There are six classifications of shooters D, C, B, A, Master and Grandmaster. Bumping up is shooting a fast enough time to qualify for a higher classification.

There are also categories such as Lady, Pre-Teen and Senior.

Shooters only compete against others in their same division, classification and group.

“After every match shooters would frantically write down their scores and do the math to see if they bumped up.”

This napkin math to figure out your classification was unwieldy and Williamson thought there had to be a better way. His solution was to make a phone app which tracked scores and did the math for you.

“My son is an Apple developer, so I asked him if he could develop the app,” Williamson said.

For the Android app, he turned to his old friend Robert Moore.

“Robert had no knowledge of how to write an app but when I called him about my idea he immediately said he would learn how to make one.”

Now, thousands of shooters have downloaded the Match Tracker app.

“We have given away more apps than people have purchased,” said Williamson.

The proceeds from the app go toward shooting scholarships. When a junior shooter shows the right “attitude” as Williamson calls i, Match Tracker will sponsor them with a firearm or fund their entry into a match.

The app not only offers a quick way to compare times. It brought with it comradery. Williamson founded a shooting team based on the app. Unlike most teams, whose members are often among the best of the best shooters; the Match Tracker Team is open to shooters of all levels.

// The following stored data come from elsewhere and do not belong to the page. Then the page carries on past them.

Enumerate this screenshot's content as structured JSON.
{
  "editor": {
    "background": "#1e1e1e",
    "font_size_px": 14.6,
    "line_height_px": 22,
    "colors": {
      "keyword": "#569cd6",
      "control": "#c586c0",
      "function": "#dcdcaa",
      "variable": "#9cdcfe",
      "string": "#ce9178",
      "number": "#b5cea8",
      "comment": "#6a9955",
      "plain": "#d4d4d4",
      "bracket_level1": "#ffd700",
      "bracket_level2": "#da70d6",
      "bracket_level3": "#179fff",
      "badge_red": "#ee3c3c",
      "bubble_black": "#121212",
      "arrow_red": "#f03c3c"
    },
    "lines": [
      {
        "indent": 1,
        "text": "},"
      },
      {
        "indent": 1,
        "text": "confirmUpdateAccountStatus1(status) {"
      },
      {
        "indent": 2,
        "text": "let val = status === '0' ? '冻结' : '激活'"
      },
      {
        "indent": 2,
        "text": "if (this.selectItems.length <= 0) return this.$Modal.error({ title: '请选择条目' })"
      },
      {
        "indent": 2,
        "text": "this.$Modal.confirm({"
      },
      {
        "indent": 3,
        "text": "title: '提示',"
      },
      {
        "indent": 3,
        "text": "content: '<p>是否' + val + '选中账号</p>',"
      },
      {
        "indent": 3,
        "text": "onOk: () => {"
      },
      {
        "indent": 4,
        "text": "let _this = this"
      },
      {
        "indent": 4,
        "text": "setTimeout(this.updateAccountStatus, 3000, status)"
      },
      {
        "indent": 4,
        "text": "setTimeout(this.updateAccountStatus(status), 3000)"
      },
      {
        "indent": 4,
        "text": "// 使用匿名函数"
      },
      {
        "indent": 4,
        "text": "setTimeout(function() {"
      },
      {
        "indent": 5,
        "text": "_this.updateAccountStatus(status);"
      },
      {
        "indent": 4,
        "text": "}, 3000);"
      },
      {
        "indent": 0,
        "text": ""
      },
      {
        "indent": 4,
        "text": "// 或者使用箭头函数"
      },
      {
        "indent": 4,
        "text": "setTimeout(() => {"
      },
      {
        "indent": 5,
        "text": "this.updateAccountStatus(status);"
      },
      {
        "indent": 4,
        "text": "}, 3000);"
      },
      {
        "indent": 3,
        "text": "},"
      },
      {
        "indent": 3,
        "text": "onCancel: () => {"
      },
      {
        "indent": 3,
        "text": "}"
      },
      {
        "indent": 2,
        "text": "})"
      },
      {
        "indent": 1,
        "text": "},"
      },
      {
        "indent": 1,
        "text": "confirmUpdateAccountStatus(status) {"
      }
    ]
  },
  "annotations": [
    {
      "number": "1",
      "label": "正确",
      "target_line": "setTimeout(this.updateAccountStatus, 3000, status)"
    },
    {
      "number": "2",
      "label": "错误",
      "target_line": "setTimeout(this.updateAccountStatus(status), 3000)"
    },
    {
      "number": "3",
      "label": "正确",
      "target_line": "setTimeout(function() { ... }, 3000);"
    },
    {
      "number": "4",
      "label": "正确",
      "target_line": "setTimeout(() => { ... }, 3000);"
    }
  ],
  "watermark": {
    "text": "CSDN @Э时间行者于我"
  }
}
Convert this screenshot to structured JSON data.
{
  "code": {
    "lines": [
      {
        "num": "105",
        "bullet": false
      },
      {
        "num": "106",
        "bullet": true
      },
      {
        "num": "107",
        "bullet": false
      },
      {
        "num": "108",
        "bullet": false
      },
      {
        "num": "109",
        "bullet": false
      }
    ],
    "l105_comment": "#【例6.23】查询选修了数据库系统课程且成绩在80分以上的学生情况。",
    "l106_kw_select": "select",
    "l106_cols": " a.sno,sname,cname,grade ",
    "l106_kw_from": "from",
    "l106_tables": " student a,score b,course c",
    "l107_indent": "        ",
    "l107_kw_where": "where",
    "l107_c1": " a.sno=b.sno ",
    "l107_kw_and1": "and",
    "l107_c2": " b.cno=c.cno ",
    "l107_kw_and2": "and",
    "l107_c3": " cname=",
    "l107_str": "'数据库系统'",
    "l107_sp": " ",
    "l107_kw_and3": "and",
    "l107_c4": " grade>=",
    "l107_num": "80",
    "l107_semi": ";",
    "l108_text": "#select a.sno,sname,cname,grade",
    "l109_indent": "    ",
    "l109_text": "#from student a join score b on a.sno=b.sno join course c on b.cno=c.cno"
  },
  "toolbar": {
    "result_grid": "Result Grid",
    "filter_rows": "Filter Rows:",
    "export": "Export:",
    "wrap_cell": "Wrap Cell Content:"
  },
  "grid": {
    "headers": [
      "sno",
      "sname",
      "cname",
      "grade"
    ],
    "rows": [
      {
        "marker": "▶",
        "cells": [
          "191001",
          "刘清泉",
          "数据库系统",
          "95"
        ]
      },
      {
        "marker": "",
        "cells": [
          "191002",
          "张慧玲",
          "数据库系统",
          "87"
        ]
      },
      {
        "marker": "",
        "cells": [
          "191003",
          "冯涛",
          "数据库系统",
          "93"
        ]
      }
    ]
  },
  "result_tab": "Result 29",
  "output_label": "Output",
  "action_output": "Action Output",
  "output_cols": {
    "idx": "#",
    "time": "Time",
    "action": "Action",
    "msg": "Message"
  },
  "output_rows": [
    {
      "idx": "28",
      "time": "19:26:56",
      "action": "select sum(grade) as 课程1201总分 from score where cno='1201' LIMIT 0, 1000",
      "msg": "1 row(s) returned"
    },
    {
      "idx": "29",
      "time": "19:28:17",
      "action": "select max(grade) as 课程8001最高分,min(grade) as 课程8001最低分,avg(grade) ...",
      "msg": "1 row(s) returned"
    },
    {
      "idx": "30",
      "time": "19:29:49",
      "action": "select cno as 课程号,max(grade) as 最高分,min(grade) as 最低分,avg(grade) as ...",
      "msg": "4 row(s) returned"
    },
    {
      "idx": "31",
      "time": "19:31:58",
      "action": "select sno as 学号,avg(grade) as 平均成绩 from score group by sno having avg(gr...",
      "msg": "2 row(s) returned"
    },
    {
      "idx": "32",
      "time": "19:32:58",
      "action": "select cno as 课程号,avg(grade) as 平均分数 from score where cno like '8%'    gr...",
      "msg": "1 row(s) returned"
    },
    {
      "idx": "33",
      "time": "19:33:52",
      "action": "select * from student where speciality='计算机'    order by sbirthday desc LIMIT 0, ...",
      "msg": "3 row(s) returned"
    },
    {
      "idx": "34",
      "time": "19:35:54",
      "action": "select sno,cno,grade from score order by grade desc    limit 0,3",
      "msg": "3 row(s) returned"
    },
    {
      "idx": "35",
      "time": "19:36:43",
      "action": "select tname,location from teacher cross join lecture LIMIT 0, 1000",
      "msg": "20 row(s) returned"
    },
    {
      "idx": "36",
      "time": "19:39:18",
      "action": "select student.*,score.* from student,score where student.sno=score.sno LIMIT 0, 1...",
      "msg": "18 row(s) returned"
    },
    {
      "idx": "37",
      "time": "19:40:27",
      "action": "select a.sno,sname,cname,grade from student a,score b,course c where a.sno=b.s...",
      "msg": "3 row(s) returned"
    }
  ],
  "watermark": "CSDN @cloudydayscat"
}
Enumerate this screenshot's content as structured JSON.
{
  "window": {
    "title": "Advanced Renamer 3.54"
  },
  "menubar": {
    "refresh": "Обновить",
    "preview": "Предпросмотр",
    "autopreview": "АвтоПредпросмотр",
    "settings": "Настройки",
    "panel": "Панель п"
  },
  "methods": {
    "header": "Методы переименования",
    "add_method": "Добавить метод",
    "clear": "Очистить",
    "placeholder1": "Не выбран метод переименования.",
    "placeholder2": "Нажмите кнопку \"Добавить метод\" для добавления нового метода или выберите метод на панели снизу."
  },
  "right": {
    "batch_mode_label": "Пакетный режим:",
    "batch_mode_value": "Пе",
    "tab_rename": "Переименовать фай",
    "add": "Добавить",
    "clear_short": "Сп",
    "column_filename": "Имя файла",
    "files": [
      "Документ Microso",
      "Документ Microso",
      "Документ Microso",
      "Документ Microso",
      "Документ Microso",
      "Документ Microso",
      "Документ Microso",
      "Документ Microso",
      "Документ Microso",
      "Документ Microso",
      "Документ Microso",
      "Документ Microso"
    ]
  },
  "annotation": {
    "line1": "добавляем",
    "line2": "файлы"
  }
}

The team has 300 members from all around the world. Quite a few are from Tallapoosa County.

According to Williamson there are three requirements to join the Match Tracker Team. 1. Have a conversation with himself or be recommended by a member. 2. Be a current member of USPSA/ Steel Challenge. 3. Share the values of the other team members, most often a belief in God.

Christianity plays a big role in the Match Tracker Team. Written on the team jersey is “Luke 11:22” which Williamson purposefully does not write out.

“If someone asks me what Luke 11:22 is I won’t tell them, because I want them to pick up a Bible and read it for themselves.”

Luke 11:22 reads “When a strong man, fully armed, guards his own house, his possessions are safe.

Williamson and the Match Tracker team are competing in the Steel Challenge World Championship this week in Talladega.